The decision, although announced internally at a company conference several weeks ago, has attracted criticism from customers and staff since it was first reported last week.
Marketing Week and the brand’s own Facebook page has been inundated with comments from consumers with some threatening to boycott stores. Some describe the move as “irrelevant” and others accuse the brand of “alienating” core customers and staff suggesting HMV could have unintentionally caused a detrimental effect on customer service.
HMV marketing and e-commerce director Mark Hodgkinson insists that it has not “banned” tattoos, but expects “extreme body art” to be covered up as part of an updated appearance policy designed to make the shopping experience “inclusive for everybody”. He did, however, concede that HMV has “not got is message out clearly enough”.

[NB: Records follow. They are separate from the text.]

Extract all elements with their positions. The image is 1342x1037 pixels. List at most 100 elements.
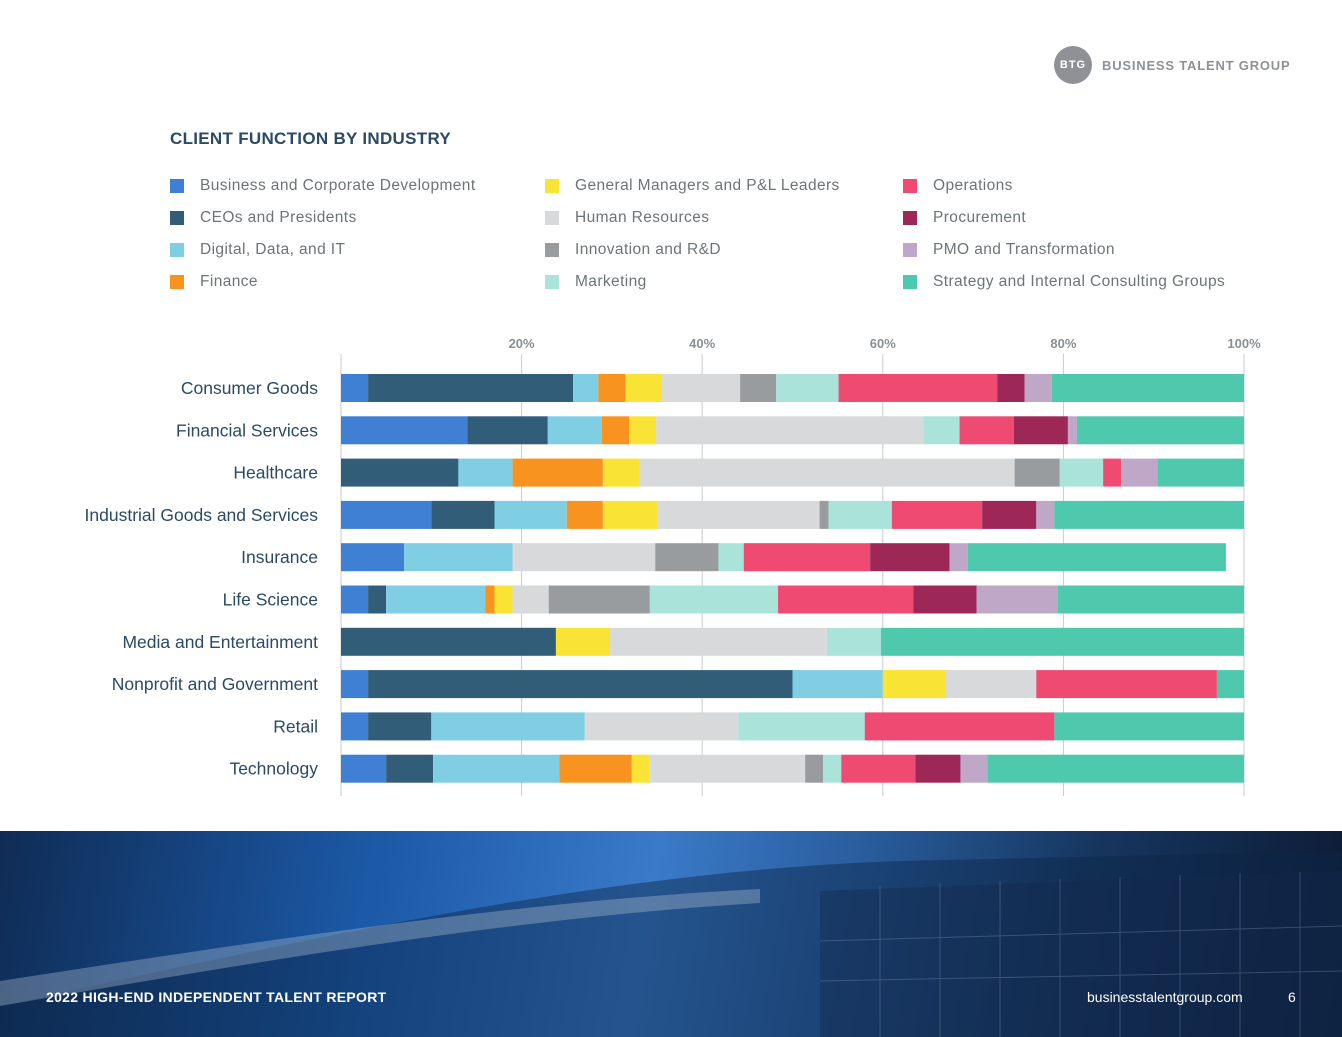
legend-label: PMO and Transformation — [933, 241, 1115, 258]
legend-item: Digital, Data, and IT — [170, 240, 345, 260]
footer-banner: 2022 HIGH-END INDEPENDENT TALENT REPORT … — [0, 831, 1342, 1037]
bar-segment — [838, 374, 998, 402]
bar-segment — [649, 585, 779, 614]
legend-swatch — [545, 275, 559, 289]
bar-segment — [1057, 585, 1244, 614]
bar-segment — [629, 416, 657, 445]
x-tick-label: 20% — [509, 336, 535, 351]
legend-item: Procurement — [903, 208, 1026, 228]
bar-segment — [386, 585, 486, 614]
bar-segment — [341, 712, 369, 741]
bar-segment — [368, 670, 793, 699]
bar-segment — [1051, 374, 1244, 402]
category-label: Consumer Goods — [181, 378, 318, 398]
x-tick-label: 40% — [689, 336, 715, 351]
category-label: Retail — [273, 716, 318, 736]
bar-segment — [661, 374, 741, 402]
bar-segment — [987, 754, 1244, 783]
bar-segment — [1036, 500, 1055, 529]
bar-segment — [431, 500, 495, 529]
bar-segment — [341, 670, 369, 699]
bar-segment — [638, 458, 1015, 487]
bar-segment — [1121, 458, 1158, 487]
legend-item: Strategy and Internal Consulting Groups — [903, 272, 1225, 292]
bar-segment — [601, 416, 630, 445]
legend-item: Operations — [903, 176, 1013, 196]
bar-segment — [976, 585, 1058, 614]
category-label: Healthcare — [233, 463, 318, 483]
bar-segment — [738, 712, 865, 741]
legend-swatch — [170, 211, 184, 225]
bar-segment — [913, 585, 977, 614]
chart-title: CLIENT FUNCTION BY INDUSTRY — [170, 129, 452, 148]
bar-segment — [740, 374, 777, 402]
bar-segment — [864, 712, 1055, 741]
bar-segment — [826, 627, 881, 656]
bar-segment — [1216, 670, 1244, 699]
bar-segment — [573, 374, 599, 402]
bar-segment — [584, 712, 739, 741]
x-tick-label: 80% — [1050, 336, 1076, 351]
bar-segment — [1067, 416, 1077, 445]
bar-segment — [512, 543, 656, 572]
bar-segment — [776, 374, 839, 402]
bar-segment — [458, 458, 513, 487]
legend-item: General Managers and P&L Leaders — [545, 176, 840, 196]
brand-name: BUSINESS TALENT GROUP — [1102, 57, 1291, 73]
legend-label: Human Resources — [575, 209, 710, 226]
legend-swatch — [903, 243, 917, 257]
bar-segment — [1054, 712, 1244, 741]
bar-segment — [548, 585, 650, 614]
bar-segment — [649, 754, 806, 783]
bar-segment — [485, 585, 495, 614]
bar-segment — [656, 416, 924, 445]
bar-segment — [946, 670, 1037, 699]
legend-swatch — [545, 179, 559, 193]
legend-swatch — [170, 243, 184, 257]
legend-label: Innovation and R&D — [575, 241, 721, 258]
category-label: Nonprofit and Government — [112, 674, 318, 694]
bar-segment — [341, 754, 387, 783]
bar-segment — [1014, 458, 1060, 487]
bar-segment — [547, 416, 602, 445]
bar-segment — [1076, 416, 1244, 445]
legend-swatch — [903, 211, 917, 225]
bar-segment — [915, 754, 961, 783]
bar-segment — [828, 500, 892, 529]
bar-segment — [1036, 670, 1217, 699]
bar-segment — [882, 670, 947, 699]
footer-website-link[interactable]: businesstalentgroup.com — [1087, 989, 1243, 1005]
bar-segment — [982, 500, 1037, 529]
footer-building-photo — [0, 851, 1342, 1037]
bar-segment — [494, 500, 567, 529]
stacked-bar-chart: 20% 40% 60% 80% 100% Consumer Goods Financial … — [85, 336, 1261, 796]
bar-segment — [341, 585, 369, 614]
bar-segment — [778, 585, 914, 614]
bar-segment — [341, 458, 459, 487]
legend-swatch — [545, 243, 559, 257]
bar-segment — [404, 543, 513, 572]
category-label: Media and Entertainment — [122, 632, 318, 652]
bar-segment — [1059, 458, 1104, 487]
bar-segment — [657, 500, 820, 529]
bar-segment — [431, 712, 585, 741]
legend-label: Finance — [200, 273, 258, 290]
footer-report-title: 2022 HIGH-END INDEPENDENT TALENT REPORT — [46, 989, 387, 1005]
bar-segment — [602, 500, 658, 529]
bar-segment — [433, 754, 560, 783]
bar-segment — [819, 500, 829, 529]
legend-swatch — [170, 179, 184, 193]
bar-segment — [967, 543, 1226, 572]
legend-item: Innovation and R&D — [545, 240, 721, 260]
legend-item: Marketing — [545, 272, 647, 292]
bar-segment — [959, 416, 1014, 445]
bar-segment — [631, 754, 650, 783]
bar-segment — [512, 458, 603, 487]
legend-label: Operations — [933, 177, 1013, 194]
bar-segment — [368, 585, 387, 614]
bar-segment — [559, 754, 632, 783]
bar-segment — [949, 543, 968, 572]
legend-label: Strategy and Internal Consulting Groups — [933, 273, 1226, 290]
legend-swatch — [903, 179, 917, 193]
category-label: Insurance — [241, 547, 318, 567]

The shift is part of HMV’s ongoing efforts, he continues, to transform itself from a record shop to a broader entertainment brand. It now sells more technology devices than music and hopes to present an image more in line with this in its stores.
It is introducing a new uniform to replaces the black t-shirts work by staff with red t-shirts in a move designed to introduce a “clearer and brighter” brand identity.
Hodgkinson told Marketing Week: “It’s [the change in policy] been taken out of context and sensationalised and we’ve given a wrong impression of what we want to do. The [appearance policy] is part of something bigger within HMV about being really welcoming and inclusive to customers and encouraging more diversity of customers and making them feel comfortable, welcomed and embraced by our stores.
“We will continue to embrace diversity in our colleagues – we have one of the least stringent codes in retail and we’ll continue to. – we’re just saying where it is too extreme, bear in mind we’re trying to attract broader customers and it could be something that would deter some customers.”
Retail analyst Neil Saunders says the move risks HMV losing even its most loyal customers who engage with staff regularly and appreciate their individuality compared with online players such as Amazon.
He adds: “HMV is a brand where people don’t care much about appearance of staff. They’ve got to be careful not to end up creating something too sterile and taking away from the differentiation the brand has.
If you transplanted HMV staff to John Lewis perhaps it wouldn’t work, but the service is very good in HMV because its people are interested in what their doing and passionate about technology, film and music. [Tattoos are] almost expected in HMV and so people judge the service they get rather than what someone looks like.”
“Most people aren’t that judgmental and would prefer friendly knowledgeable service from someone with tattoos and long hair than a neatly presented person who is offhand. If you look at the Apple store, you wouldn’t say their staff are neat, they’re ‘hip and cool’ and as a tech brand that works quite well.”
VIEWPOINT: Rosie Baker
There is logic behind every consumer facing business wanting its staff to present the brand in the best way possible but this must be executed in a way that’s relevant to the brand. For HMV it has been a misguided effort that has met with a customer backlash that it can ill-afford.
A company’s staff and workforce are the living breathing epitome of the brand. They are the people on the frontline of a brand’s relationship with customers and also the backbone to making any to making any new initiatives a success.
Having a genuinely engaged workforce can be the difference between a business or marketing strategy being a success or failure and any business facing a challenging future needs its staff to be onside. If the board don’t understand what galvanises their workforce, trouble could follow.
HMV’s change on tattoo policy may be minor, but the biggest damage done is likely to be in its staff engagement. Its staff are good because they are passionate about music, film and technology. If a more mainstream appearance policy stifles that passion HMV looses some of its best brand advocates.
HMV is between a rock and a hard place. It wants to transform its business but is held back by perceptions of what its brand used to be. As a business, it cannot succeed under the old model, but as a brand its efforts to move away from its record shop roots jar with customers’ nostalgic perceptions of what it stands for.